Holocaust survivors storm Polish embassy to protest contentious bill
Dozens surround diplomat's car, share stories of suffering; woman holds sign saying 'I still have nightmares because of what the Poles did'
Dozens of Holocaust survivors entered the Polish embassy compound in Tel Aviv on Thursday, waving flags and signs protesting the country’s bill making it a criminal offense to blame the Polish nation or state for the crimes of the Holocaust.
The demonstrators, who also included younger Israelis, entered the embassy compound. They briefly rallied outside the embassy building, with security guards trying to prevent them from entering, and also surrounded a diplomat’s car.

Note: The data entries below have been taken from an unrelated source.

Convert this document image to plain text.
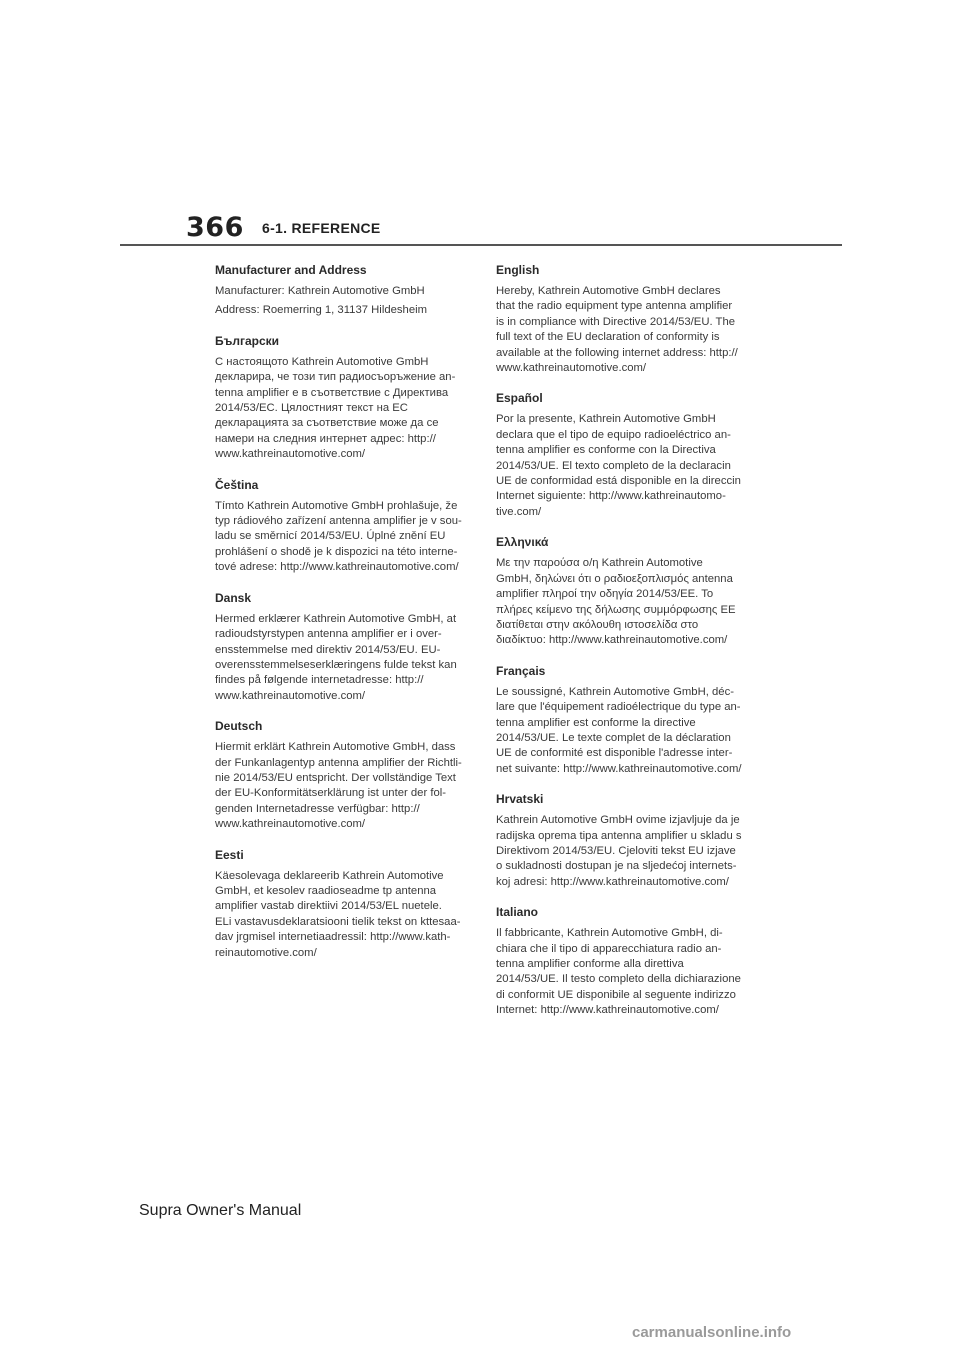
366 6-1. REFERENCE
Manufacturer and Address
Manufacturer: Kathrein Automotive GmbH
Address: Roemerring 1, 31137 Hildesheim
Български
С настоящото Kathrein Automotive GmbH
декларира, че този тип радиосъоръжение an-
tenna amplifier е в съответствие с Директива
2014/53/ЕС. Цялостният текст на ЕС
декларацията за съответствие може да се
намери на следния интернет адрес: http://
www.kathreinautomotive.com/
Čeština
Tímto Kathrein Automotive GmbH prohlašuje, že
typ rádiového zařízení antenna amplifier je v sou-
ladu se směrnicí 2014/53/EU. Úplné znění EU
prohlášení o shodě je k dispozici na této interne-
tové adrese: http://www.kathreinautomotive.com/
Dansk
Hermed erklærer Kathrein Automotive GmbH, at
radioudstyrstypen antenna amplifier er i over-
ensstemmelse med direktiv 2014/53/EU. EU-
overensstemmelseserklæringens fulde tekst kan
findes på følgende internetadresse: http://
www.kathreinautomotive.com/
Deutsch
Hiermit erklärt Kathrein Automotive GmbH, dass
der Funkanlagentyp antenna amplifier der Richtli-
nie 2014/53/EU entspricht. Der vollständige Text
der EU-Konformitätserklärung ist unter der fol-
genden Internetadresse verfügbar: http://
www.kathreinautomotive.com/
Eesti
Käesolevaga deklareerib Kathrein Automotive
GmbH, et kesolev raadioseadme tp antenna
amplifier vastab direktiivi 2014/53/EL nuetele.
ELi vastavusdeklaratsiooni tielik tekst on kttesaa-
dav jrgmisel internetiaadressil: http://www.kath-
reinautomotive.com/
English
Hereby, Kathrein Automotive GmbH declares
that the radio equipment type antenna amplifier
is in compliance with Directive 2014/53/EU. The
full text of the EU declaration of conformity is
available at the following internet address: http://
www.kathreinautomotive.com/
Español
Por la presente, Kathrein Automotive GmbH
declara que el tipo de equipo radioeléctrico an-
tenna amplifier es conforme con la Directiva
2014/53/UE. El texto completo de la declaracin
UE de conformidad está disponible en la direccin
Internet siguiente: http://www.kathreinautomo-
tive.com/
Ελληνικά
Με την παρούσα ο/η Kathrein Automotive
GmbH, δηλώνει ότι ο ραδιοεξοπλισμός antenna
amplifier πληροί την οδηγία 2014/53/ΕΕ. Το
πλήρες κείμενο της δήλωσης συμμόρφωσης ΕΕ
διατίθεται στην ακόλουθη ιστοσελίδα στο
διαδίκτυο: http://www.kathreinautomotive.com/
Français
Le soussigné, Kathrein Automotive GmbH, déc-
lare que l'équipement radioélectrique du type an-
tenna amplifier est conforme la directive
2014/53/UE. Le texte complet de la déclaration
UE de conformité est disponible l'adresse inter-
net suivante: http://www.kathreinautomotive.com/
Hrvatski
Kathrein Automotive GmbH ovime izjavljuje da je
radijska oprema tipa antenna amplifier u skladu s
Direktivom 2014/53/EU. Cjeloviti tekst EU izjave
o sukladnosti dostupan je na sljedećoj internets-
koj adresi: http://www.kathreinautomotive.com/
Italiano
Il fabbricante, Kathrein Automotive GmbH, di-
chiara che il tipo di apparecchiatura radio an-
tenna amplifier conforme alla direttiva
2014/53/UE. Il testo completo della dichiarazione
di conformit UE disponibile al seguente indirizzo
Internet: http://www.kathreinautomotive.com/
Supra Owner's Manual
carmanualsonline.info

The protesters held up signs in Hebrew and Polish with such slogans as “No law will erase history” and “The Polish law spits in the Israeli people’s face.” One elderly woman held a sign saying “I still have nightmares because of what the Poles did.”
The protesters shouted “Nobody will forget what you did” at the diplomat inside the car, Ynet reported.
The rally was organized by the Yad Ezer La-Haver foundation, which runs a home for Holocaust survivors in Haifa. “We are here to voice our protest, and we promise it won’t be quiet,” said the foundation’s CEO Shimon Sabag.
The demonstrators plan to erect a protest tent outside the embassy.
Some Holocaust survivors, many of whom are over the age of 90, used the demonstration to tell chilling stories about Poles mistreating them during World War II.
“Every Passover there were pogroms against us, so the Poles were anti-Semitic and received orders from the Polish church,” said 80-year-old Shaul Gorka, according to Ynet. “This law is absolutely terrible.”
“I only know one family in the whole village who helped me. All the rest didn’t care,” said 80-year-old Esti Lieber.
Holocaust survivor Shalom Shtamberg, 93, said much of his suffering had been caused by Poles. He said that after the Warsaw Ghetto was opened, “the SS and the Gestapo killed us and took us for hard work,” he said.
After escaping the ghetto as a 14-year-old and eventually being sent to the Auschwitz death camp, “there were so many Poles there too who beat us and caused us trouble,” Shtamberg added in tears.
Judith Rosenzweig, 88, said that in the camps, “the Poles around us saw what was happening because we were walking in lines, under rifles belonging to German and Polish soldiers. If one of us would exit the line, they would kill him.”
“The Poles just stood idly, didn’t do anything, just looked at the lines,” Rosenzweig continued. “We were without clothes on, or in torn clothes in freezing October — and we marched like that and they looked at us. Nobody objected and nobody helped.”
The Polish bill, which was signed into law Tuesday by President Andrzej Duda but has yet to receive final approval from the country’s Constitutional Court, has sparked a diplomatic crisis with Israel.
The legislation, proposed by Poland’s conservative ruling party, has angered Jerusalem, which says it will inhibit free speech about the Holocaust. The United States also strongly opposes the legislation, saying it could hurt Poland’s strategic relations with Israel and the US.
As currently written, the legislation calls for prison terms of up to three years for attributing the crimes of Nazi Germany to the Polish state or nation. The bill would also set fines or a maximum three-year jail term for anyone who refers to Nazi German death camps as Polish.
One key paragraph of the bill states, “Whoever claims, publicly and contrary to the facts, that the Polish Nation or the Republic of Poland is responsible or co-responsible for Nazi crimes committed by the Third Reich… or for other felonies that constitute crimes against peace, crimes against humanity or war crimes, or whoever otherwise grossly diminishes the responsibility of the true perpetrators of said crimes – shall be liable to a fine or imprisonment for up to three years.”